We live in a bottom line society.
If something isn’t efficient enough, if it doesn’t get the job done, or, most importantly, if it doesn’t make money, we get rid of it or ignore altogether in the first place.
Whether in business, church, or just day to day life, many of the decisions we make are based on what’s best for the bottom line, what makes the most sense in light of our resources, or what will be the most beneficial to us in the end.
Which means the people and things we cherish the most are those that are the most efficient, the most productive, and the most profitable.
In turn, this means there is no greater secular sin than being good for nothing.
If something is good for nothing, we toss it aside, trash it, vilify it, and go out of our way to make sure no one else bothers wasting their time, money, or energy on something or someone that is good for nothing.
Which is what makes God so particularly confusing and frustrating, if not altogether off putting.
God doesn’t always make sense. God doesn’t always do what is most efficient. God certainly doesn’t do what would be most beneficial to God.
Perhaps “worst” of all, God is good for no reason. That is say, God is good regardless of profitability.
God loves in the face of rejection. God gives grace even though it’s exploited. God forgives even as God is being trampled on. God gives when it isn’t deserved.
God is good for nothing.
For no reason.
For no profit.
God is good simply because God chooses to be good, not because of what God may get out of it. After all, God is not in need of anything.
This is, once again, what makes God so particularly confusing and frustrating, if not altogether off putting for those of us who live in a society consumed by the bottom line, where everything must have a purpose, a reason, a potential for profit.
But God’s love has no motive.
God simply loves.
Sure, God wants us to return that love, but God doesn’t force it and God certainly doesn’t stop loving when that love doesn’t see a return on its investment.

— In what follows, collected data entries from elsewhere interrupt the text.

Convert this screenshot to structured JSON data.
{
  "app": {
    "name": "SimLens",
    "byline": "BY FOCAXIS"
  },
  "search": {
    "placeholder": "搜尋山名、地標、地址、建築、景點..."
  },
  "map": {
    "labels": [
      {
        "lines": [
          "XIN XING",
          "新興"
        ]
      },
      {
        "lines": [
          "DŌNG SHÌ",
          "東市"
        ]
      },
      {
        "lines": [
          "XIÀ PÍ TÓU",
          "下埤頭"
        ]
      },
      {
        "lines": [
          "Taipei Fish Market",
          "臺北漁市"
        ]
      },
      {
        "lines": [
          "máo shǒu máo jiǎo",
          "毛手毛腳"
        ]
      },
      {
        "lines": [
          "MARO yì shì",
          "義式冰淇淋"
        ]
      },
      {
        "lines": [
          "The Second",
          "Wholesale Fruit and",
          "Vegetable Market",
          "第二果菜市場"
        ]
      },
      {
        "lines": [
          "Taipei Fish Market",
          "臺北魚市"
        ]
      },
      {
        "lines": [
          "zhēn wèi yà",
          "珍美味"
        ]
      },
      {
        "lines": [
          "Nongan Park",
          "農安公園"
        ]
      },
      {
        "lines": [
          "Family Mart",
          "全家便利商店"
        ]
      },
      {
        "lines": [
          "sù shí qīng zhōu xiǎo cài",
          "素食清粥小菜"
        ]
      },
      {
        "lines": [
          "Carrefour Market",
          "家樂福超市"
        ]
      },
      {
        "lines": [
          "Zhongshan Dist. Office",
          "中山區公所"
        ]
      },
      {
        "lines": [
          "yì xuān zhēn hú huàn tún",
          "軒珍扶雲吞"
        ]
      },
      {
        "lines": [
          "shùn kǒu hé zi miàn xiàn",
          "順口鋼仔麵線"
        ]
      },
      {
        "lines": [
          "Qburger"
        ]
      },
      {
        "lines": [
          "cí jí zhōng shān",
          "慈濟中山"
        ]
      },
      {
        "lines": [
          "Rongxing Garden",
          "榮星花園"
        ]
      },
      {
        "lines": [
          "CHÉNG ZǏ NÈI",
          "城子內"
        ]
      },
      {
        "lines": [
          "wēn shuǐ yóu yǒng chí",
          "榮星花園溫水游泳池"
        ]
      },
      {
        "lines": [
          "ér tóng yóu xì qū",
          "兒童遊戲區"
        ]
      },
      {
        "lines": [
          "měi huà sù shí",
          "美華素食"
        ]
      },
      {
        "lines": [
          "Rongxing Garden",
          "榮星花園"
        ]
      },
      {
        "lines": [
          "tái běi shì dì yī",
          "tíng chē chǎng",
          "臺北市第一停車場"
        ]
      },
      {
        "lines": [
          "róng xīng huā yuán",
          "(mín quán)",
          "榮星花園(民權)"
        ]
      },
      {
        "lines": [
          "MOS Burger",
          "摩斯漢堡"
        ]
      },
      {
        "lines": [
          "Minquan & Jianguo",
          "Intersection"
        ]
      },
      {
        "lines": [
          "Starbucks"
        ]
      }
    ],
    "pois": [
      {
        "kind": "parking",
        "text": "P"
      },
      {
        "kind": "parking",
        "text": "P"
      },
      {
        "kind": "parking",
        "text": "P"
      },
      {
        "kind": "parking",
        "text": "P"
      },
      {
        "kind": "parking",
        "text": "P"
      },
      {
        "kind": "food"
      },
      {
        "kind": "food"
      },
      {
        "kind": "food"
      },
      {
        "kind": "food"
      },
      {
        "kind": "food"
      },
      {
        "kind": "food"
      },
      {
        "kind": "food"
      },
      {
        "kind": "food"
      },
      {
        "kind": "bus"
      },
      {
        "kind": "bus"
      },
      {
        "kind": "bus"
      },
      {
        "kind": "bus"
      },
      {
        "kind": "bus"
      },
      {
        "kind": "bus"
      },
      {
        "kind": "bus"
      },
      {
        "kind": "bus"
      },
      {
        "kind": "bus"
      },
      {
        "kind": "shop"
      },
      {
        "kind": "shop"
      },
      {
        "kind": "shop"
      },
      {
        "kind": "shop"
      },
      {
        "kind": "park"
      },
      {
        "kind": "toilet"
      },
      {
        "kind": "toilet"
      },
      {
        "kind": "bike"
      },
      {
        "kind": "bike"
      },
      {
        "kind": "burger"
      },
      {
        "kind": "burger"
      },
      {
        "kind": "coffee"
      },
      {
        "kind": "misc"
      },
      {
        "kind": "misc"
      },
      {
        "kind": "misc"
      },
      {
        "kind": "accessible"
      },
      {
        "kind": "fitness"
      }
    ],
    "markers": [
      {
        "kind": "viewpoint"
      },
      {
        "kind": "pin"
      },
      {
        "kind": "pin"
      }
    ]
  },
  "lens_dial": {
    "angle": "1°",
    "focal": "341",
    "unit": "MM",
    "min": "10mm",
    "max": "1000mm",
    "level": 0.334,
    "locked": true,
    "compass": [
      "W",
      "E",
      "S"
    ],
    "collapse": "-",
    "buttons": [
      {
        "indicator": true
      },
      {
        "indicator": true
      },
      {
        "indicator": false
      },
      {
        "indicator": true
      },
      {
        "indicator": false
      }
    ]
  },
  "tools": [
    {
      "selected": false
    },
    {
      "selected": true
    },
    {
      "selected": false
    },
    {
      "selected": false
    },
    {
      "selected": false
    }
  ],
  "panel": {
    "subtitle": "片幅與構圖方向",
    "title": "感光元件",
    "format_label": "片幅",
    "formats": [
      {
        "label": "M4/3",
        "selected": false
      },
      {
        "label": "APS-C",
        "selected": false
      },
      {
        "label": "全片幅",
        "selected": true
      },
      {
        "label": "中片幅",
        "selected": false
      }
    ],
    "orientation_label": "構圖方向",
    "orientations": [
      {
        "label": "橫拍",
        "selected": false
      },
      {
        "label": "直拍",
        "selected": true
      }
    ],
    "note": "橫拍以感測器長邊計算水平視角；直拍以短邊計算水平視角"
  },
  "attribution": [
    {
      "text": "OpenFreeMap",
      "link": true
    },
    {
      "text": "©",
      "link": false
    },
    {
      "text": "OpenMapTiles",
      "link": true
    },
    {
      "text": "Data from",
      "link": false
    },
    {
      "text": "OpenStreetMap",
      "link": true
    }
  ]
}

This is why Jesus tells the rich young ruler to sell everything and give the money to the poor. It’s not because there is anything intrinsically wrong with money or wealth. It’s because the man had a motive in wanting to follow Jesus. He wasn’t in love in Jesus. He wanted what Jesus could do for him.
But that’s not the sort of life Jesus calls his follower to. Jesus calls his people to simply love like God loves.
To be good for nothing.
This is why we hear so many people talk about the Christian life, but few actually live it. Being good for nothing is a scary thing. It requires us to abandon our need for profit, efficiency, and the sense of security that come with them.
It means taking care of the poor even though they didn’t do anything to earn it. It means forgiving even when forgiveness isn’t asked for. It means extending grace to those who actively seek our demise.
It means pouring out one’s life without exception of gain, but simply out of love for God and neighbor.
This is the sort of life we see embodied by Jesus in the Gospels.
And this is the sort of God we encounter in Scripture.
But this sort of God doesn’t fit very well into our modern bottom line society. In fact, this sort of God stands in stark opposition to it.
Because this sort of God is good for nothing.
But that is the very thing that makes God worthy of our worship.